Muitos dos resíduos produzidos foram armazenados na capital paulista ou enviados para Poços de Caldas, em Minas Gerais. O encerramento das operações e o fechamento da empresa só ocorreram em 1992, dois anos após Malheiros, então repórter da Agência Estado, descobrir o “perigo radioativo em Santo Amaro”, como estampado na manchete do Jornal da Tarde, um dos veículos de imprensa que divulgaram a denúncia em 10 de janeiro de 1990.

A partir desse momento, a jornalista embarcou em uma saga para desvendar todas

as irregularidades e crimes cometidos durante as operações da antiga Orquima, que são apresentados no livro de forma abrangente e completa, com base em documentação remanescente, incluindo reproduções dos materiais mais importantes.

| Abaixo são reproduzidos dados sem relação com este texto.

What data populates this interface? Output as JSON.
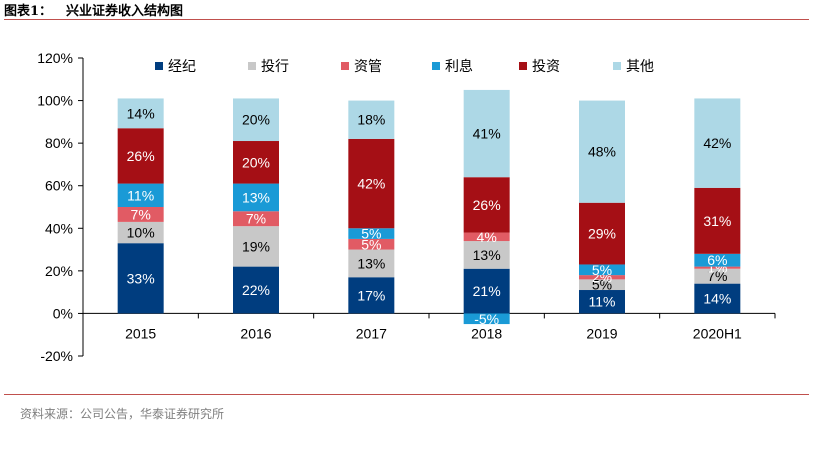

Malheiros mergulhou na pesquisa para desvendar a história oculta da empresa, desde seus fundadores, que desfrutavam de enormes privilégios, até os trabalhadores que, ao longo de décadas, adoeceram com câncer sem saber que suas precárias condições de trabalho eram a causa de seu infortúnio.

Essa é uma história que ainda não teve um desfecho definitivo, pois, mais de três décadas após o encerramento das atividades, o destino dos resíduos não foi devidamente resolvido, e muitos antigos funcionários continuam lutando por seus direitos, enfrentando dificuldades até mesmo para manter o plano de saúde que o governo foi obrigado pela Justiça a fornecer para seu tratamento.

Fiel à sua profissão de jornalista investigativa, Malheiros aborda de forma competente e envolvente todos os aspectos dessa história, dedicando especial atenção ao drama das vítimas e à luta daqueles que buscam recuperar sua dignidade. “Cobaias da Radiação” é uma leitura indispensável para quem deseja conhecer a maior e mais desumana tragédia nuclear brasileira, que, apesar de receber menos publicidade, é igualmente impactante.